C. Self-Service Food and Food on Display  

A sign listing calories per displayed food item or per serving must be displayed for:  

  • Food sold at a salad bar, buffet line, cafeteria line, etc.;  
  • Self-service beverages; and  
  • Food that is on display and visible to customers.  

D. Reasonable Basis for Nutrient Content  

Restaurants are given some flexibility in determining calorie content; they must be able to justify their disclosures by reference to nutrient databases, cookbooks, laboratory analyses or other reasonable means to be prescribed by federal regulations. This protects restaurants from claims based on the inevitable variability of calorie content in any given serving.  

E. Menu Variability and Combination Meals  

The regulations will determine how nutrient content for menu items that come in different flavors, varieties or combinations, but which are listed as a single menu item (e.g., pizza with different toppings, different flavors of ice cream and children’s combo meals), are to be disclosed.  

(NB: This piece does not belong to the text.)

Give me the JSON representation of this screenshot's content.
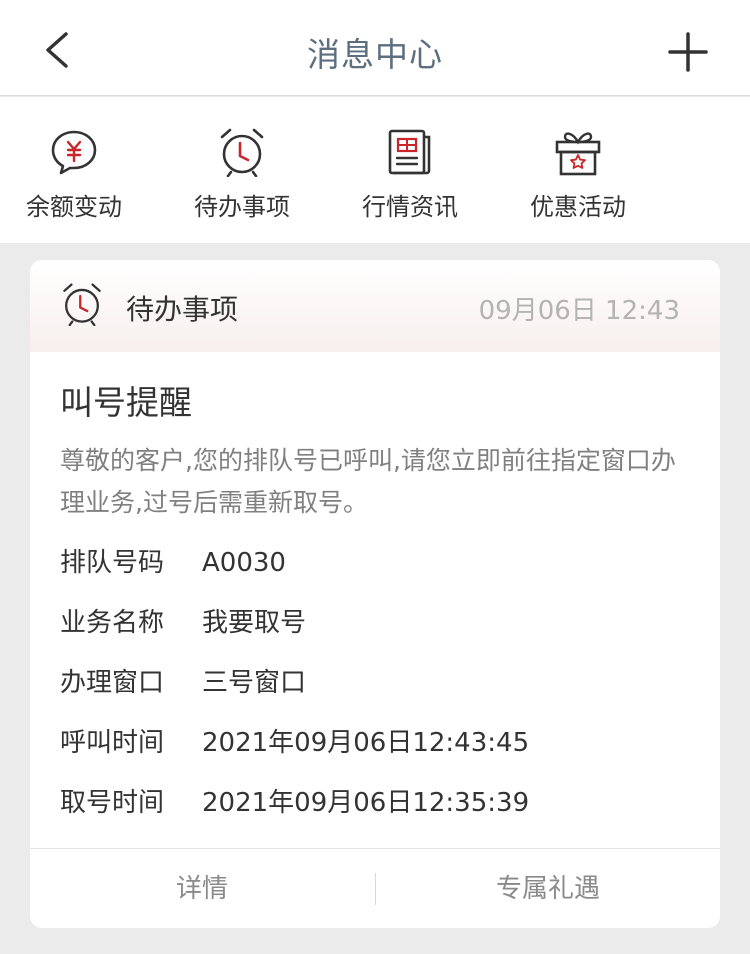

F. Regulators Granted Power to Expand Disclosure Requirements  

Importantly, the law grants federal regulators the discretion to require disclosures of additional nutrients if doing so would assist consumers in maintaining a healthy dietary practice.  

G. Exceptions  

The above disclosures do not apply to: Items not listed on the menu or menu board (e.g., condiments);  

  • Daily specials or temporary menu items (appearing for less than 60 days);  
  • Custom orders; or  
  • Food that is part of a customary market test (appearing for less than 90 days).  

H. Voluntary Provision of Nutrition Information  

If a restaurant or vending machine operator is not subject to these disclosures, it nevertheless may elect to disclose nutritional information. Restaurants making such voluntary disclosures, however, must register with the federal government.  

II. Impressions and Concerns  

The new disclosure requirements offer national uniformity in an area that has been subject to a proliferation of state and local regulations. A single common standard, in contrast to the existing patchwork of state and local requirements, should be welcomed by restaurants and consumers alike.  

The extent to which the legislation alters the relationship between restaurants and consumers, however, cannot be overstated. We have moved from a market where restaurants have competed primarily based on taste and price, to a market where restaurants will be compelled to compete based on the relative healthiness of their food. Anecdotal evidence from New York, which has imposed similar requirements since 2007, indicates that restaurants are more aggressively marketing their lower-calorie items.  

In this new and evolving environment, restaurants should remain mindful of federal regulations regarding nutrient content claims. Restaurant operators should be aware that the new disclosure law does not meaningfully expand existing preemption provisions. Courts have not definitively resolved the scope of existing preemption provisions, but, in general, consumers can sue under permissive state consumer fraud statutes so long as they do not seek to impose standards that are different from the relevant federal standard. Therefore an overly aggressive claim about nutrient content can create significant liability risk. Even a minor deviation from federal standards can result in disproportionate exposure to consumer fraud class-action litigation.